Edit. This may not be “discontinuous enough” at points of $C$, as discussed in comments below. So define also $M_x=\{n:x_n\le x\}$, define $g(x)=\sum_{n\in M_x}2^{-n}$, and define $h(x)=f(x)+g(x)$. I hope $h$ works, if not then I do not understand the question and may need to read all over again.

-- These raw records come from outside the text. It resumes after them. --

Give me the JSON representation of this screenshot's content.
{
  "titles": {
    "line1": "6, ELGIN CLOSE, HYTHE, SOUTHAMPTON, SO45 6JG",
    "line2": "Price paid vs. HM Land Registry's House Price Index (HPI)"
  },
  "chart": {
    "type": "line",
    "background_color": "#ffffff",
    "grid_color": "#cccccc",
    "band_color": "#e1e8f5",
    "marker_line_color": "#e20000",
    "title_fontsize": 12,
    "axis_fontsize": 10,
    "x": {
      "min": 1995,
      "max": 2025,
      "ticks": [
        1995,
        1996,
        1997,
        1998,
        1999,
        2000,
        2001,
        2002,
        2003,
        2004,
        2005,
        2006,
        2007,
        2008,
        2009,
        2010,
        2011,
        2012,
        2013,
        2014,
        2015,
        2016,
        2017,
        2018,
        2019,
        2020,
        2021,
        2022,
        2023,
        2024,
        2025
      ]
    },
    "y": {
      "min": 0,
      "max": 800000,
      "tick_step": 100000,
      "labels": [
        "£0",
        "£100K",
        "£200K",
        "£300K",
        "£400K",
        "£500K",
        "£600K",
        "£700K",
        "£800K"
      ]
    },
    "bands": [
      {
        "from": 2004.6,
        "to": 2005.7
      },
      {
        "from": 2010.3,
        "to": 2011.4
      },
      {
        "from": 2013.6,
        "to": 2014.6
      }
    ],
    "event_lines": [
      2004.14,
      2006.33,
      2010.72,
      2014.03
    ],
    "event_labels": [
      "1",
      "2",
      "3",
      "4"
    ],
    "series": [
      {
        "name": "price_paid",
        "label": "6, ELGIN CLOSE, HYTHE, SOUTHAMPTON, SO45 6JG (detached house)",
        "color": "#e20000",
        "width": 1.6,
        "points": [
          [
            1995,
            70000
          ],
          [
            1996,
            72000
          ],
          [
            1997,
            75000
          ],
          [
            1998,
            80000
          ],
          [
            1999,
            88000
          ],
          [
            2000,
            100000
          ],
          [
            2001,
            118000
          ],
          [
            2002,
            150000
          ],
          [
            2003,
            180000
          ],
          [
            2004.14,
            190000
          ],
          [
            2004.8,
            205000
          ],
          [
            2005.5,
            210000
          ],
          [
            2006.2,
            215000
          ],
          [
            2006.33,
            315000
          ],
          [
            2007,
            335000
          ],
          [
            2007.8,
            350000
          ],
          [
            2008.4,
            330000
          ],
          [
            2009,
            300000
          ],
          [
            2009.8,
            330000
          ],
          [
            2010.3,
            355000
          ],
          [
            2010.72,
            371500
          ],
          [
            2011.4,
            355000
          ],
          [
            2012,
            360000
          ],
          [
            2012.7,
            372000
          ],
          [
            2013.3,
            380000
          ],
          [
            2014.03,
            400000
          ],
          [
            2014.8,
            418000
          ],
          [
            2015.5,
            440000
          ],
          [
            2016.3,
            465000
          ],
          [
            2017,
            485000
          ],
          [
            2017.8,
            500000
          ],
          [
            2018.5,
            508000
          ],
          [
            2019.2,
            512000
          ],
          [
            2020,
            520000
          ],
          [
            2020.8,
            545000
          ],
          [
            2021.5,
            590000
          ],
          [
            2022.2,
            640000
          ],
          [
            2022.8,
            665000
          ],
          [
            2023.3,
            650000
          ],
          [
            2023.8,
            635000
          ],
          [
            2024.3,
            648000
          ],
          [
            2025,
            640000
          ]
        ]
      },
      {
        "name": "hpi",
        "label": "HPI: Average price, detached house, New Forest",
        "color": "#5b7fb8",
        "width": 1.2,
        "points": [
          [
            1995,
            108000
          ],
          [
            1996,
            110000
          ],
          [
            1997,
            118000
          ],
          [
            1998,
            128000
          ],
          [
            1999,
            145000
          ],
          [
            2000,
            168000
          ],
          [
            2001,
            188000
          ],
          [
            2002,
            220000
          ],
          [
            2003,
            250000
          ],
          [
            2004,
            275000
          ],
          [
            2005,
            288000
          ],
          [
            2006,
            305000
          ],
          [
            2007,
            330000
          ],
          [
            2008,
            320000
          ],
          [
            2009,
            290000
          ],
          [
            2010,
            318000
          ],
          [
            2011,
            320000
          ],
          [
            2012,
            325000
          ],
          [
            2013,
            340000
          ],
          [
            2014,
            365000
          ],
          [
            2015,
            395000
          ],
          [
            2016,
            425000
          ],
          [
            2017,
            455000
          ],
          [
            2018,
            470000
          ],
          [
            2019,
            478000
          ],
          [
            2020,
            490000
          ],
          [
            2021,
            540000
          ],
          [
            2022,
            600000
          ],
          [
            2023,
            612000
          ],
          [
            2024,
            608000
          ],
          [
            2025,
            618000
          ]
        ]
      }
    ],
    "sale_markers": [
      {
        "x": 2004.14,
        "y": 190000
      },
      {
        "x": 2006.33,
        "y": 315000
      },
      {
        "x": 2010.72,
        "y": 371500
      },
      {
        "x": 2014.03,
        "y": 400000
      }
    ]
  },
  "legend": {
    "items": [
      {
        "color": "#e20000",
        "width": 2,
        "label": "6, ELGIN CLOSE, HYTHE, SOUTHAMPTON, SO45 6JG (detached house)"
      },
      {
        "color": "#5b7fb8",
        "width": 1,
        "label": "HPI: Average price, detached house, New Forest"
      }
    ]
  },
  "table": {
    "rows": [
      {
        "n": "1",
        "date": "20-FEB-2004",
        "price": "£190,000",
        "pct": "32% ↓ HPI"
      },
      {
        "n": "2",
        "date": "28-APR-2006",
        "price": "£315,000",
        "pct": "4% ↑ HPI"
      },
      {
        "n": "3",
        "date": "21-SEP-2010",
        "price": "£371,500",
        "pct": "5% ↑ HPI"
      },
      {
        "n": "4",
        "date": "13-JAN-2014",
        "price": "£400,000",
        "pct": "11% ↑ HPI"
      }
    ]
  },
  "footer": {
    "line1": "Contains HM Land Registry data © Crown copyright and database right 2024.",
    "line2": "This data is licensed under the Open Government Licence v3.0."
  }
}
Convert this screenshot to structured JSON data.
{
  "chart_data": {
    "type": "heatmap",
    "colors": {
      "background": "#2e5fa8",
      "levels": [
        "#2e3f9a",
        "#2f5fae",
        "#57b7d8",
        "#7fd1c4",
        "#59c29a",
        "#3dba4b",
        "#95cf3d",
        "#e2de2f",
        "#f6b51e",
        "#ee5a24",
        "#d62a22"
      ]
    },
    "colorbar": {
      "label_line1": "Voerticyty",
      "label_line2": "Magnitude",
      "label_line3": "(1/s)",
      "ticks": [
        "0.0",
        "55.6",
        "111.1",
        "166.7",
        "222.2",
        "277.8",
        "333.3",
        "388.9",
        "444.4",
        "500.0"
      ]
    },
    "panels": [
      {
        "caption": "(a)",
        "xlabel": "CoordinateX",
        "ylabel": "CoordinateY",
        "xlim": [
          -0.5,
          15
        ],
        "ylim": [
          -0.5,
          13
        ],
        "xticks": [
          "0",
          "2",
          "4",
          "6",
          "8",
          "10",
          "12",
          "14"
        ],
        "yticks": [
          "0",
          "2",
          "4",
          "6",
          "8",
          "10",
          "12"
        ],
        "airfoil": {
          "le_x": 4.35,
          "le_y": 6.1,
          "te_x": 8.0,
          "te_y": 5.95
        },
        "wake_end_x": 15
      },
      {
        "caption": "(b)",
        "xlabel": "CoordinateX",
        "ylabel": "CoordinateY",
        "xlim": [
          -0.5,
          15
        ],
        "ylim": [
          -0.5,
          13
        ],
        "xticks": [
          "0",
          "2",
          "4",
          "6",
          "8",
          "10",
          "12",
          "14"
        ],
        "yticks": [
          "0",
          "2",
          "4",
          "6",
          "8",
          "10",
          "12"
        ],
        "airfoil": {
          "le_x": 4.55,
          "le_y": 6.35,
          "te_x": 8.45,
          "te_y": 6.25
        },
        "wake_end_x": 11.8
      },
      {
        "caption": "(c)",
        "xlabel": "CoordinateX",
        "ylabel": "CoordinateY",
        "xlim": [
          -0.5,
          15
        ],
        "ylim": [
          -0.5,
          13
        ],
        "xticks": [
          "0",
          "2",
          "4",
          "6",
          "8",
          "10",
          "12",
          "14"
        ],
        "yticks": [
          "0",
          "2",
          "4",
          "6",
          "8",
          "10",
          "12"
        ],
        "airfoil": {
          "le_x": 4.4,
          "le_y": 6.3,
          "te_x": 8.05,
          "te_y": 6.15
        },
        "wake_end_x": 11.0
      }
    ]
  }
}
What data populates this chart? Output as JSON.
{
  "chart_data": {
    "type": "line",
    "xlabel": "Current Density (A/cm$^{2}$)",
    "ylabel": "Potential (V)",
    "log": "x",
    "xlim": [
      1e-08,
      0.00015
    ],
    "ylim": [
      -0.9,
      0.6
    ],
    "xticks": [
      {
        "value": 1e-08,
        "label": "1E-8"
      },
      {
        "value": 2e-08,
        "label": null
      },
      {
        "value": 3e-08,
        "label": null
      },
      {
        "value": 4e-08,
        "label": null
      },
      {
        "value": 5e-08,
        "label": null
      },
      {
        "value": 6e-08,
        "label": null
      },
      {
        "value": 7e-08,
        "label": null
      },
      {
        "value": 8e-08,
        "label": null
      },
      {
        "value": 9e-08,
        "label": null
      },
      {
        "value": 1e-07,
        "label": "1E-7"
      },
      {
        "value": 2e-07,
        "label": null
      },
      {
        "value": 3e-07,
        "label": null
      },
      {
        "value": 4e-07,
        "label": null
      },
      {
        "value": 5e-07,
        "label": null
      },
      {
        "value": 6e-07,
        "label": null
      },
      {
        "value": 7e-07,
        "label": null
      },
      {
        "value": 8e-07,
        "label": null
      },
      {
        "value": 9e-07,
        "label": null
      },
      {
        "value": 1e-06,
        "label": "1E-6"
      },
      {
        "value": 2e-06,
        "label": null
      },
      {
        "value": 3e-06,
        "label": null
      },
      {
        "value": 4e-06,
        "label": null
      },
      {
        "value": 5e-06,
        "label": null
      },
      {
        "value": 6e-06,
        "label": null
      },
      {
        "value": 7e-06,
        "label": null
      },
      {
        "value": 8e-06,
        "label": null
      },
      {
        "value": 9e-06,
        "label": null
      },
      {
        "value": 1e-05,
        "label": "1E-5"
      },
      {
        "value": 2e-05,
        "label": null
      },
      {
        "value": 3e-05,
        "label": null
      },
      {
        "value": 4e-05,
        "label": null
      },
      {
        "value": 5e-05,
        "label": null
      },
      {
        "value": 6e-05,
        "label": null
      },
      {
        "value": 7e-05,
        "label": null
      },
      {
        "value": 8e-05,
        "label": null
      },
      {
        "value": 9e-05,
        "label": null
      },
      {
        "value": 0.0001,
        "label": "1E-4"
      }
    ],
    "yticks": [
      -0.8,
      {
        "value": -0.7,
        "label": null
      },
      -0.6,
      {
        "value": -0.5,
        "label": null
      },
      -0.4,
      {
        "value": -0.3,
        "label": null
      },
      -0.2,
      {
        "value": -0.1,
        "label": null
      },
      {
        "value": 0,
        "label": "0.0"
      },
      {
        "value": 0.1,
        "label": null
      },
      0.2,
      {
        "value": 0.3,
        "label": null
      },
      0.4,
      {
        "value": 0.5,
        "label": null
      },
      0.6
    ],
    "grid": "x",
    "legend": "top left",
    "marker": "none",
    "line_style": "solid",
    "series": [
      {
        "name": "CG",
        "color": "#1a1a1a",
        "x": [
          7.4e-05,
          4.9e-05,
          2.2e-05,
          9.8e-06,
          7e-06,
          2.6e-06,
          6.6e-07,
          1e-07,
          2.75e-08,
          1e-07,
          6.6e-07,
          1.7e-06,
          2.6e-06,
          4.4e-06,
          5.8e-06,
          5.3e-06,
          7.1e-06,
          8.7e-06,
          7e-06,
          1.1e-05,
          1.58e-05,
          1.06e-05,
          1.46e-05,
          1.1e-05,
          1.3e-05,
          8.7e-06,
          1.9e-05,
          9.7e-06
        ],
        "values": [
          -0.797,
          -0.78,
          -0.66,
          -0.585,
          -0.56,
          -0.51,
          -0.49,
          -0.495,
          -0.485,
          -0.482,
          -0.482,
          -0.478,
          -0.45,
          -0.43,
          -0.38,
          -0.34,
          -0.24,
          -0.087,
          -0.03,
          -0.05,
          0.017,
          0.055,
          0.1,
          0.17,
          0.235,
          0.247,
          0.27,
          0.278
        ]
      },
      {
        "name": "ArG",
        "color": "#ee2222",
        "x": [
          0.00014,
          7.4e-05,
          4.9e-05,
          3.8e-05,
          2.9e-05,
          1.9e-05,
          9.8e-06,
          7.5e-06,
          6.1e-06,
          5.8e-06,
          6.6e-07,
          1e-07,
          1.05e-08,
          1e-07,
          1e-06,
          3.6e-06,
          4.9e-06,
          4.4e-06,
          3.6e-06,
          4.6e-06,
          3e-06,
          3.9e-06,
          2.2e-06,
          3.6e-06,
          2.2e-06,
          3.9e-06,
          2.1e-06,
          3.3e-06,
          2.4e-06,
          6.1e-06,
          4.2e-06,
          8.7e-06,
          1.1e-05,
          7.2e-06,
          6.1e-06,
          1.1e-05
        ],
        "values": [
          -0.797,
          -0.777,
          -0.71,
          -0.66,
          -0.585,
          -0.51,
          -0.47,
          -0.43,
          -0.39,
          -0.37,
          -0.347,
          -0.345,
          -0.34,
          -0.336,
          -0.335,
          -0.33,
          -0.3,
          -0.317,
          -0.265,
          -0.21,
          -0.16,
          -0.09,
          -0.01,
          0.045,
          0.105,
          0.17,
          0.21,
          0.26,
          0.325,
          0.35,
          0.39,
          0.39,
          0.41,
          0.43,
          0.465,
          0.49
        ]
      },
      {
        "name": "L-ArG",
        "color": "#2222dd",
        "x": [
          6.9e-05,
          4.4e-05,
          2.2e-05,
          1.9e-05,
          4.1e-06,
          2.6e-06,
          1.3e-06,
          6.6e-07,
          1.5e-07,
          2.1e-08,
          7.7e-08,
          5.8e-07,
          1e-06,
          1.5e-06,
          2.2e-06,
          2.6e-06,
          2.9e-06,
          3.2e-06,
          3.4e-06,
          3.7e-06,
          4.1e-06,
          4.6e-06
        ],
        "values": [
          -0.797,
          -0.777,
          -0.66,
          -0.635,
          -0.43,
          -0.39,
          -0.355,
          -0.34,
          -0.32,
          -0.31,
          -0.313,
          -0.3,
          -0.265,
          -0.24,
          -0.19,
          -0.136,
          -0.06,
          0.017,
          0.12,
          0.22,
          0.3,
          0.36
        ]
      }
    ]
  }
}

Edit. $h$ is continuous at points of $E\setminus C$ (verify:). But $h$ (and any function) would be continuous at those points of $C$ that are isolated in $E$, that is at any $c\in C$ which has a neighborhood which misses all other points in $E$. It is ok if $c$ is isolated in $C$,but not in $E$, in that case $h$ would be discontinuous at $c$. Indeed $c=x_m$ for some $m$ (according to the above definition of $f$). So, $2^{-m}$ is not one of the members of the sum that defines $f(c)=f(x_m)=\sum_{n\in N_{x_m}}2^{-n}$ (this is since $m\not\in N_{x_m}$, since in the definition of $N_x$ we have strict inequality, but it is not true that $x_m<x_m$). On the other hand, if $x>x_m$, then $2^{-m}$ is one of the members of the sum that defines $f(x)=\sum_{n\in N_{x}}2^{-n}$, this is because $m\in N_x$, since $x_m<x$. It follows that if $x>x_m$ then $f(x)\ge f(x_m)+2^{-m}$, so $\lim_{x\to x_m^+} f(x)\ge f(x_m)+2^{-m}$, here we are assuming the there are points in $E$ to the right of $x_m$, arbitrarily close to $x_m$ (that is, we are assuming that $x_m$ is not isolated from the right in $E$). So $f$ has a jump at $x_m$ (to the right of $x_m$) so $f$ is discontinuous (from the right) at $x_m$. Similarly, if $x_m$ is not isolated from the left in $E$ then one may show that $\lim_{x\to x_m^-}f(x)\le f(x_m)-2^{-m}$, so $g$ has a jump at $x_m$ (at the left of $x_m$). So, if $x_m$ is not isolated in $E$ then it is either not isolated from the left, or not isolated from the right, or both, so either $g$ of $f$ or both are discontinuous at $x_m$, so $h$ is discontinuous at $x_m$. You should be able to verify all these details yourself, once you know what you are trying to prove.